According to the United Nations, bribes paid in Afghanistan in 2012 totaled almost a quarter of the entire amount of aid the international community has pledged to the war-ravaged country. Although Kabul appears to have made some progress towards reducing graft - a key condition for receiving international aid - the total cost of corruption has increased to almost $4 billion.

The latest survey by the United Nations found that half of Afghanistan's adult population had to pay at least one bribe to a public official last year, a 9 percent drop from 2009. However, the total amount of bribes paid to public officials increased 40 percent to $3.9 billion.

This means the poor are even less able than before to afford basic services.

According to Jean-Luc Lemahieu, head of the United Nations Office on Drugs and Crime in Afghanistan, the total amount of bribes paid by Afghan citizens in 2012 was double the revenue collected by the Afghan government in 2010 and 2011 to provide services.

"Nobody in this country or interested into this country will deny the fact that corruption is a major problem plaguing government services and the way overall the government is perceived," he said.

Lemahieu pointed out that the survey did not even take into account high-level political corruption.

The U.N. says corruption includes bribery, embezzlement, abuse of power and nepotism, ranging from the very top of government down to low-level officials responsible for providing services to their own people.

One of the areas that has seen a spike in corruption is education.

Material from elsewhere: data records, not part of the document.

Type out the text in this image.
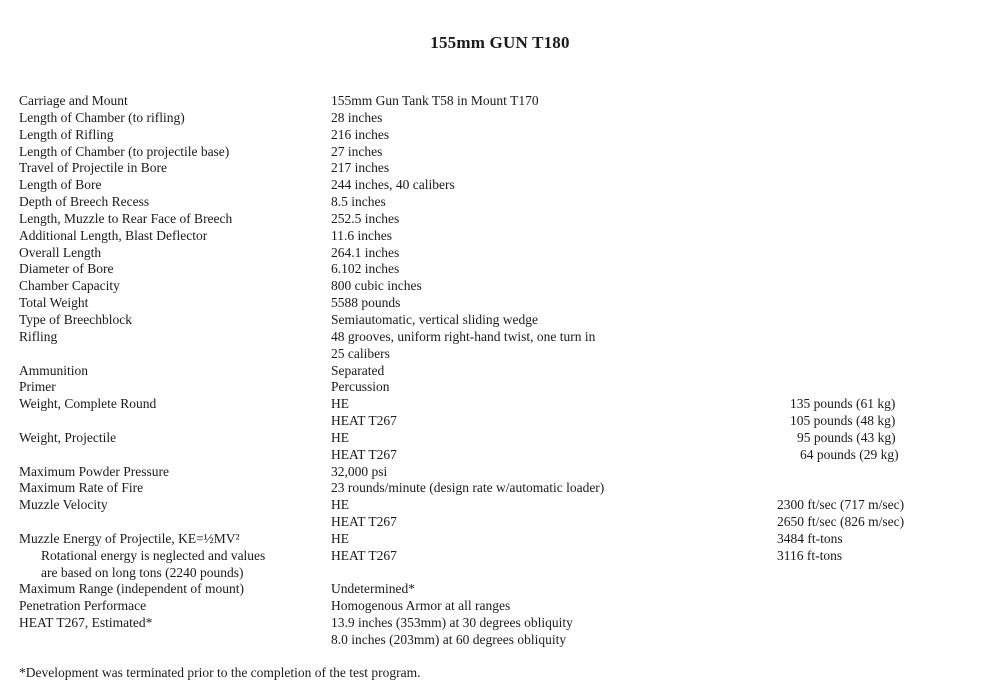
155mm GUN T180
Carriage and Mount	155mm Gun Tank T58 in Mount T170
Length of Chamber (to rifling)	28 inches
Length of Rifling	216 inches
Length of Chamber (to projectile base)	27 inches
Travel of Projectile in Bore	217 inches
Length of Bore	244 inches, 40 calibers
Depth of Breech Recess	8.5 inches
Length, Muzzle to Rear Face of Breech	252.5 inches
Additional Length, Blast Deflector	11.6 inches
Overall Length	264.1 inches
Diameter of Bore	6.102 inches
Chamber Capacity	800 cubic inches
Total Weight	5588 pounds
Type of Breechblock	Semiautomatic, vertical sliding wedge
Rifling	48 grooves, uniform right-hand twist, one turn in
25 calibers
Ammunition	Separated
Primer	Percussion
Weight, Complete Round	HE	135 pounds (61 kg)
HEAT T267	105 pounds (48 kg)
Weight, Projectile	HE	95 pounds (43 kg)
HEAT T267	64 pounds (29 kg)
Maximum Powder Pressure	32,000 psi
Maximum Rate of Fire	23 rounds/minute (design rate w/automatic loader)
Muzzle Velocity	HE	2300 ft/sec (717 m/sec)
HEAT T267	2650 ft/sec (826 m/sec)
Muzzle Energy of Projectile, KE=½MV²	HE	3484 ft-tons
Rotational energy is neglected and values	HEAT T267	3116 ft-tons
are based on long tons (2240 pounds)
Maximum Range (independent of mount)	Undetermined*
Penetration Performace	Homogenous Armor at all ranges
HEAT T267, Estimated*	13.9 inches (353mm) at 30 degrees obliquity
8.0 inches (203mm) at 60 degrees obliquity
*Development was terminated prior to the completion of the test program.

According to the report, more than half of those surveyed said they had bribed a teacher in 2012.

But Mohammad Rafi Amini, director of the Afghan government's anti-corruption office, says the government had made some strides.

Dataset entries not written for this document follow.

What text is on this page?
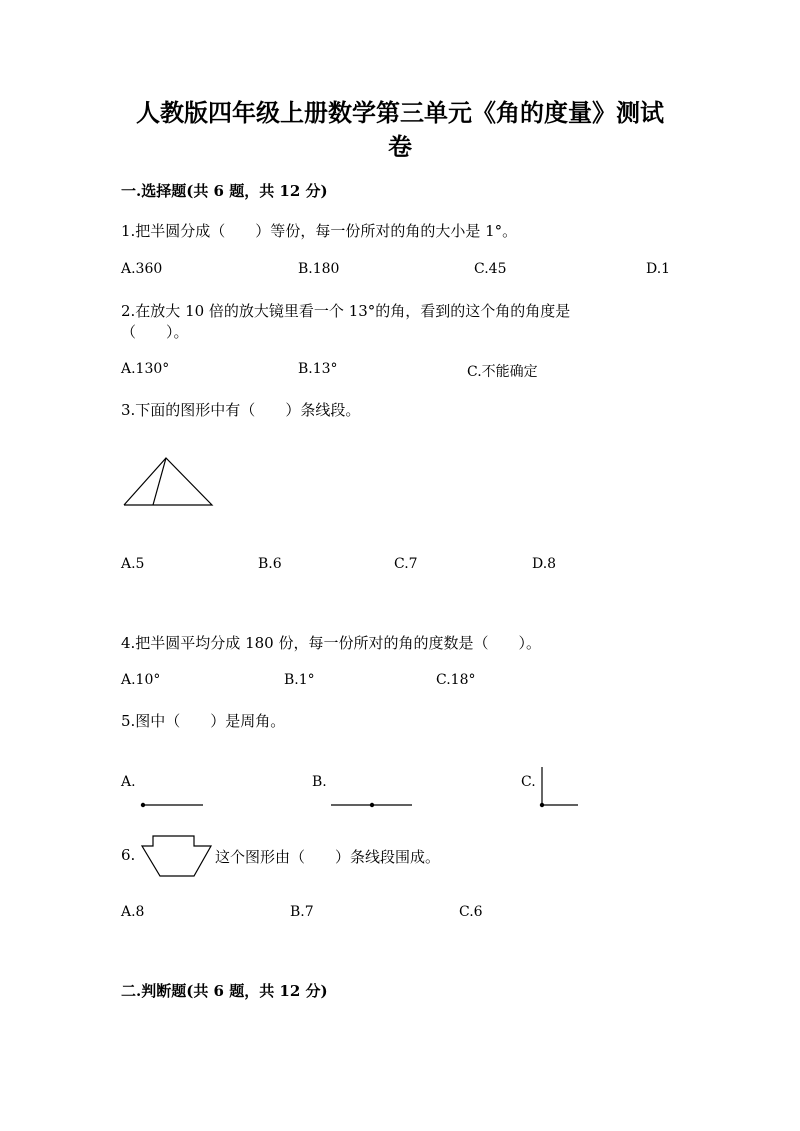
人教版四年级上册数学第三单元《角的度量》测试
卷
一.选择题(共 6 题，共 12 分)
1.把半圆分成（　　）等份，每一份所对的角的大小是 1°。
A.360	B.180	C.45	D.1
2.在放大 10 倍的放大镜里看一个 13°的角，看到的这个角的角度是
（　　）。
A.130°	B.13°	C.不能确定
3.下面的图形中有（　　）条线段。
A.5	B.6	C.7	D.8
4.把半圆平均分成 180 份，每一份所对的角的度数是（　　）。
A.10°	B.1°	C.18°
5.图中（　　）是周角。
A.	B.	C.
6.	这个图形由（　　）条线段围成。
A.8	B.7	C.6
二.判断题(共 6 题，共 12 分)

He says that in this survey there are areas where corruption is high and some areas where corruption is low, and it even decreased 9 percent, so he thinks this could be positive news for the people of Afghanistan.

Bribes are common throughout Afghan society, and the U.N. report notes that patronage and bribery have become an acceptable way of life in the country. But bribes paid to the government sector are by far the most common.

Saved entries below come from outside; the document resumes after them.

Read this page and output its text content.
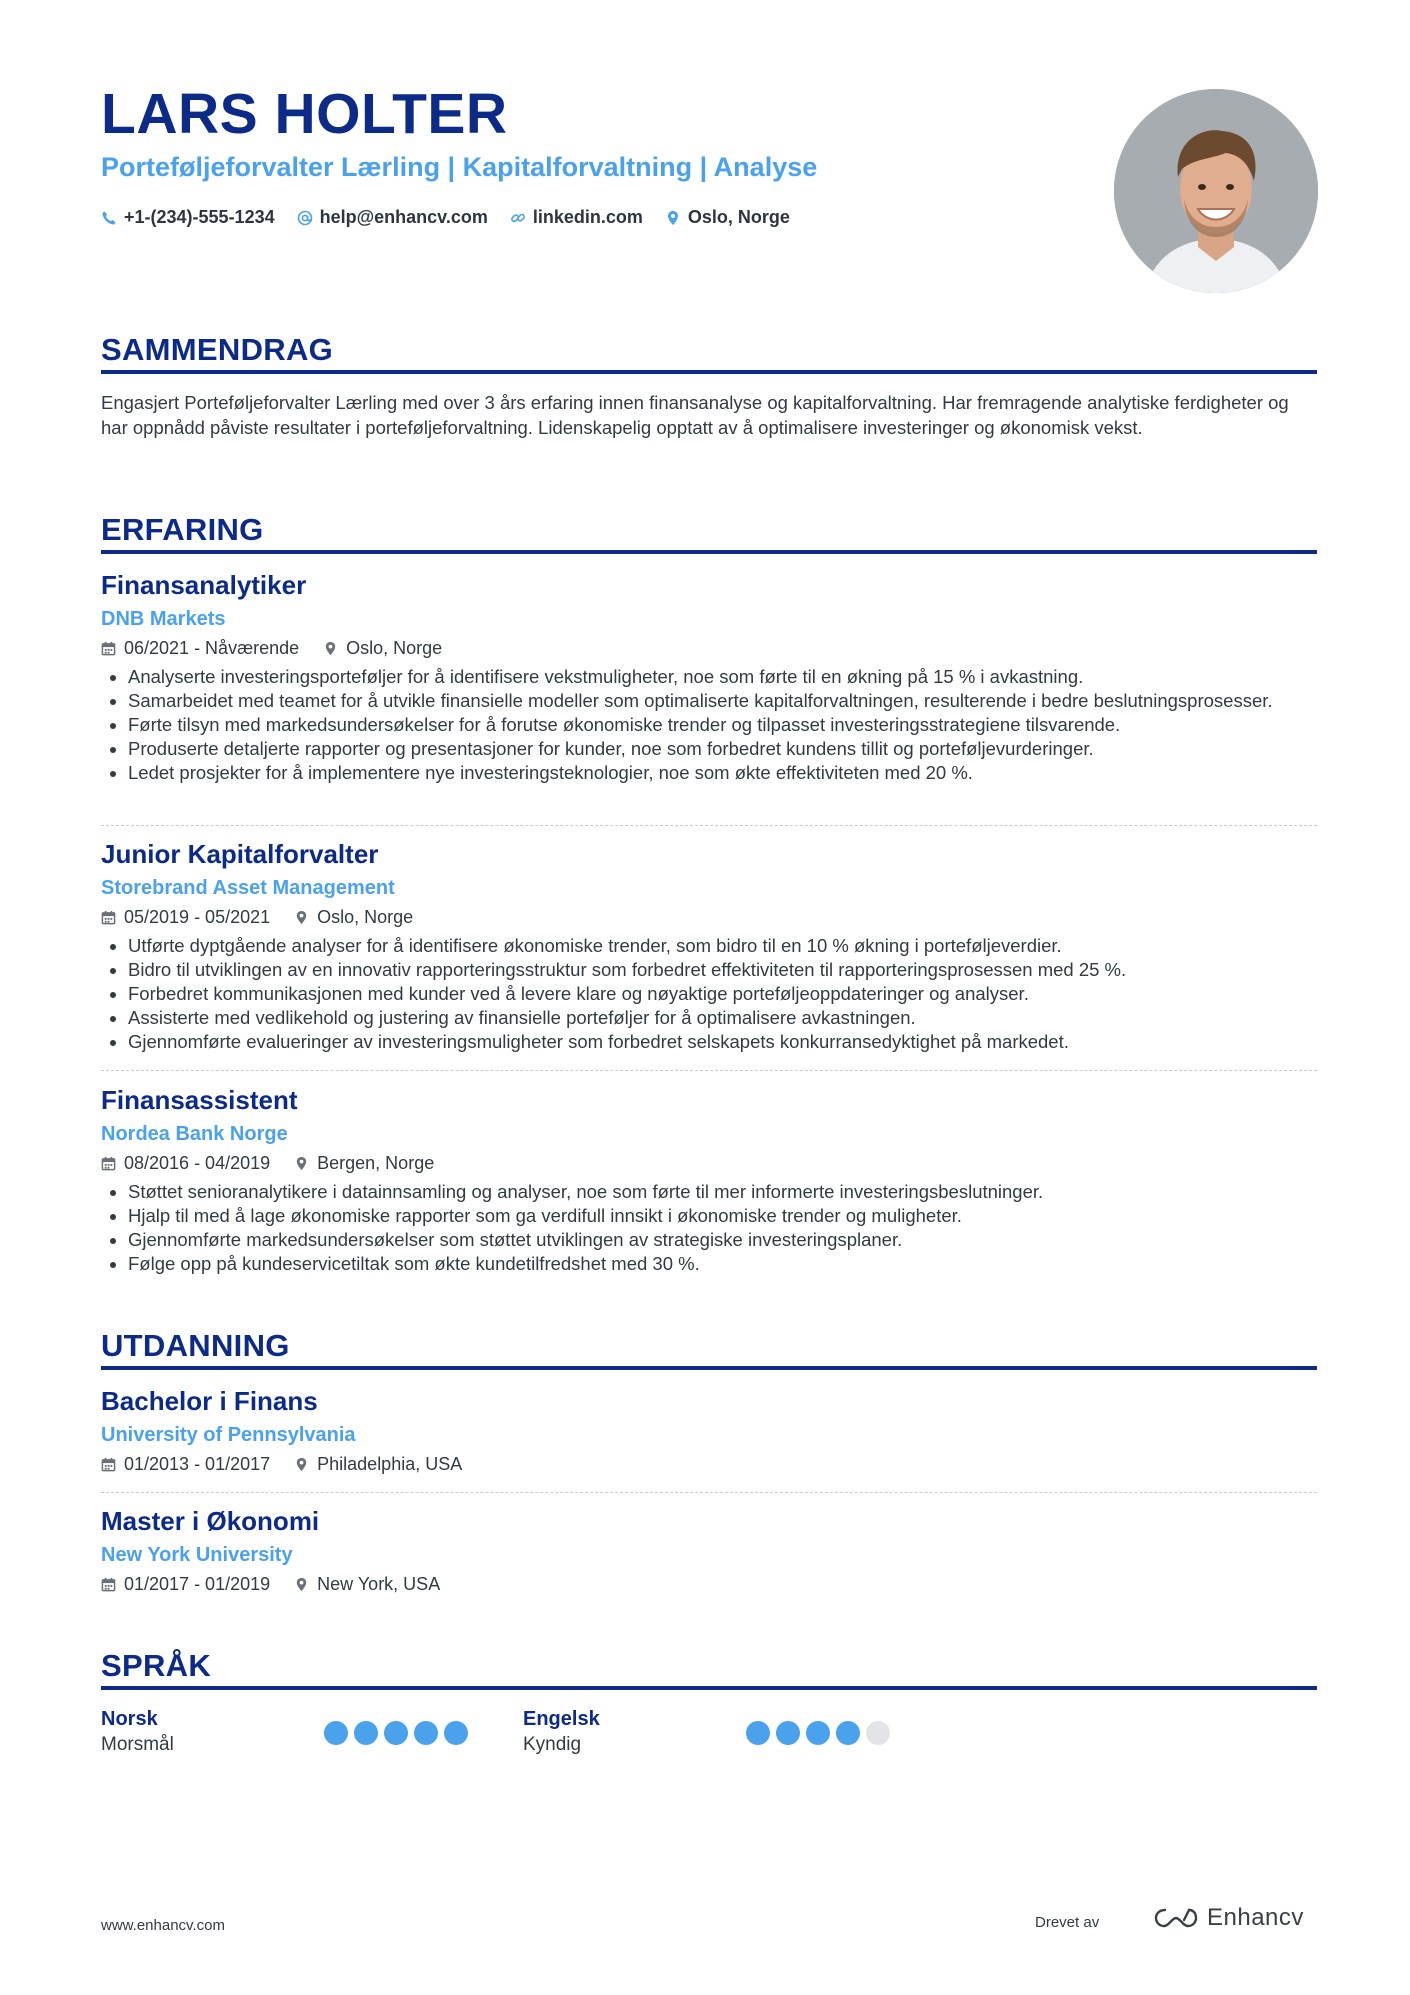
LARS HOLTER
Porteføljeforvalter Lærling | Kapitalforvaltning | Analyse
+1-(234)-555-1234	help@enhancv.com	linkedin.com	Oslo, Norge
SAMMENDRAG

Engasjert Porteføljeforvalter Lærling med over 3 års erfaring innen finansanalyse og kapitalforvaltning. Har fremragende analytiske ferdigheter og har oppnådd påviste resultater i porteføljeforvaltning. Lidenskapelig opptatt av å optimalisere investeringer og økonomisk vekst.

ERFARING
Finansanalytiker
DNB Markets
06/2021 - Nåværende	Oslo, Norge
• Analyserte investeringsporteføljer for å identifisere vekstmuligheter, noe som førte til en økning på 15 % i avkastning.
• Samarbeidet med teamet for å utvikle finansielle modeller som optimaliserte kapitalforvaltningen, resulterende i bedre beslutningsprosesser.
• Førte tilsyn med markedsundersøkelser for å forutse økonomiske trender og tilpasset investeringsstrategiene tilsvarende.
• Produserte detaljerte rapporter og presentasjoner for kunder, noe som forbedret kundens tillit og porteføljevurderinger.
• Ledet prosjekter for å implementere nye investeringsteknologier, noe som økte effektiviteten med 20 %.
Junior Kapitalforvalter
Storebrand Asset Management
05/2019 - 05/2021	Oslo, Norge
• Utførte dyptgående analyser for å identifisere økonomiske trender, som bidro til en 10 % økning i porteføljeverdier.
• Bidro til utviklingen av en innovativ rapporteringsstruktur som forbedret effektiviteten til rapporteringsprosessen med 25 %.
• Forbedret kommunikasjonen med kunder ved å levere klare og nøyaktige porteføljeoppdateringer og analyser.
• Assisterte med vedlikehold og justering av finansielle porteføljer for å optimalisere avkastningen.
• Gjennomførte evalueringer av investeringsmuligheter som forbedret selskapets konkurransedyktighet på markedet.
Finansassistent
Nordea Bank Norge
08/2016 - 04/2019	Bergen, Norge
• Støttet senioranalytikere i datainnsamling og analyser, noe som førte til mer informerte investeringsbeslutninger.
• Hjalp til med å lage økonomiske rapporter som ga verdifull innsikt i økonomiske trender og muligheter.
• Gjennomførte markedsundersøkelser som støttet utviklingen av strategiske investeringsplaner.
• Følge opp på kundeservicetiltak som økte kundetilfredshet med 30 %.
UTDANNING
Bachelor i Finans
University of Pennsylvania
01/2013 - 01/2017	Philadelphia, USA
Master i Økonomi
New York University
01/2017 - 01/2019	New York, USA
SPRÅK
Norsk
Morsmål
Engelsk
Kyndig
www.enhancv.com	Drevet av	Enhancv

Afghan President Hamid Karzai has blamed the international community for much of the corruption, saying petty graft paled in comparison with the enormous bribes paid by foreign contractors to Afghan government officials, among others.

Thomas Ruttig of the Afghanistan Analyst Network only partly agrees.

"There is so much money pouring in with insufficient oversight that this is definitely fueling large-scale corruption. On the other hand, it's mainly Afghans, at least now as far as we know, who take the money, so they are as responsible for it as the people who give the money," he said.

Ruttig adds that, although there have been many public statements against corruption when it has been politically opportune, the international community has been willing to look the other way.

"Some Western actors, and particularly the West -- no, the U.S. -- prioritize allies which can fight the Taliban, regardless of what they are doing in other fields, including corruption and also mistreating their own people," he said.

According to the survey, Afghans consider corruption the second-biggest problem plaguing the country, after insecurity.